Atlas Axial Radiography

reportActive / Technical Report | Accession Number: ADA635827 | Open PDF

Abstract:

The Atlas pulsed-power machine is a 23-megajoule capacitor bank that delivers 28 mega-amperes in a 5 microsecond rise-time pulse into a cylindrical imploding liner, which often contains a target. It is used to study the hydrodynamic behavior of various materials under well-controlled high-energy conditions. X-ray imaging or radiography is used to infer trajectories and velocities of the shockwave and the material interfaces in the target. The axial radiography diagnostic records four high-speed flash x-ray snapshots through the target axis during an experiment. These images provide important benchmarks for various hydrodynamic codes currently used to predict the behavior of shocked materials. Four Marx-driven x-ray diode sources, designed by Los Alamos National Laboratory LANL and fabricated by Bechtel Nevada, are used.
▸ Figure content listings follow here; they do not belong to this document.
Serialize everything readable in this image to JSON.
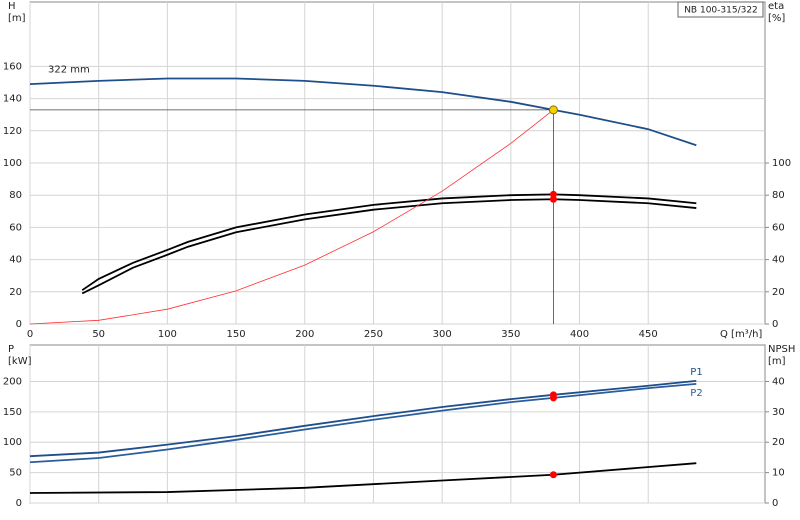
{
  "chart_data": [
    {
      "type": "line",
      "title": "NB 100-315/322",
      "ylabel": "H",
      "yunit": "[m]",
      "y2label": "eta",
      "y2unit": "[%]",
      "xlabel": "Q [m³/h]",
      "annotation": "322 mm",
      "show_xtick_labels": true,
      "grid": true,
      "xlim": [
        0,
        535
      ],
      "xticks": [
        0,
        50,
        100,
        150,
        200,
        250,
        300,
        350,
        400,
        450
      ],
      "ylim": [
        0,
        200
      ],
      "yticks": [
        0,
        20,
        40,
        60,
        80,
        100,
        120,
        140,
        160
      ],
      "y2lim": [
        0,
        200
      ],
      "y2ticks": [
        0,
        20,
        40,
        60,
        80,
        100
      ],
      "series": [
        {
          "color": "#1f4e8c",
          "x": [
            0,
            50,
            100,
            150,
            200,
            250,
            300,
            350,
            381,
            400,
            450,
            485
          ],
          "values": [
            149,
            151,
            152.5,
            152.5,
            151,
            148,
            144,
            138,
            133,
            130,
            121,
            111
          ]
        },
        {
          "color": "#000000",
          "axis": "y2",
          "x": [
            38,
            50,
            75,
            100,
            115,
            150,
            200,
            250,
            300,
            350,
            381,
            400,
            450,
            485
          ],
          "values": [
            21,
            28,
            38,
            46,
            51,
            60,
            68,
            74,
            78,
            80,
            80.5,
            80,
            78,
            75
          ]
        },
        {
          "color": "#000000",
          "axis": "y2",
          "x": [
            38,
            50,
            75,
            100,
            115,
            150,
            200,
            250,
            300,
            350,
            381,
            400,
            450,
            485
          ],
          "values": [
            19,
            24,
            35,
            43,
            48,
            57,
            65,
            71,
            75,
            77,
            77.5,
            77,
            75,
            72
          ]
        },
        {
          "color": "#ff3030",
          "x": [
            0,
            50,
            100,
            150,
            200,
            250,
            300,
            350,
            381
          ],
          "values": [
            0,
            2.3,
            9.2,
            20.6,
            36.6,
            57.3,
            82.5,
            112.2,
            133
          ]
        }
      ],
      "operating_point": {
        "x": 381,
        "y": 133,
        "color": "#f5d000"
      },
      "duty_points": [
        {
          "x": 381,
          "y": 80.5,
          "axis": "y2",
          "color": "#ff0000"
        },
        {
          "x": 381,
          "y": 77.5,
          "axis": "y2",
          "color": "#ff0000"
        }
      ]
    },
    {
      "type": "line",
      "ylabel": "P",
      "yunit": "[kW]",
      "y2label": "NPSH",
      "y2unit": "[m]",
      "show_xtick_labels": false,
      "grid": true,
      "xlim": [
        0,
        535
      ],
      "xticks": [
        0,
        50,
        100,
        150,
        200,
        250,
        300,
        350,
        400,
        450
      ],
      "ylim": [
        0,
        260
      ],
      "yticks": [
        0,
        50,
        100,
        150,
        200
      ],
      "y2lim": [
        0,
        52
      ],
      "y2ticks": [
        0,
        10,
        20,
        30,
        40
      ],
      "series": [
        {
          "name": "P1",
          "color": "#1f4e8c",
          "x": [
            0,
            50,
            100,
            150,
            200,
            250,
            300,
            350,
            381,
            450,
            485
          ],
          "values": [
            77,
            83,
            96,
            110,
            127,
            143,
            158,
            171,
            178,
            193,
            201
          ]
        },
        {
          "name": "P2",
          "color": "#2a5d9c",
          "x": [
            0,
            50,
            100,
            150,
            200,
            250,
            300,
            350,
            381,
            450,
            485
          ],
          "values": [
            67,
            74,
            88,
            104,
            121,
            137,
            152,
            166,
            173,
            189,
            196
          ]
        },
        {
          "color": "#000000",
          "axis": "y2",
          "x": [
            0,
            100,
            200,
            300,
            381,
            485
          ],
          "values": [
            3.3,
            3.6,
            5,
            7.4,
            9.3,
            13.1
          ]
        }
      ],
      "duty_points": [
        {
          "x": 381,
          "y": 178,
          "color": "#ff0000"
        },
        {
          "x": 381,
          "y": 173,
          "color": "#ff0000"
        },
        {
          "x": 381,
          "y": 9.3,
          "axis": "y2",
          "color": "#ff0000"
        }
      ]
    }
  ]
}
Each source has a pulse duration of 20 nanoseconds full-width half-maximum FWHM that thereby freezes the motion of the target. The x-ray images are converted into blue visible light by a scintillator. Two 8-inch-diameter doublet lenses relay this image 6 meters away into a microchannel plate image intensified framing camera, contained in a screen box. The machine energy destroys the scintillator and sometimes the first relay doublet. The optical relay is realigned for each experiment. Calibration images are stored for each shot. The image data are sent over fiber-optic cables for remote recording.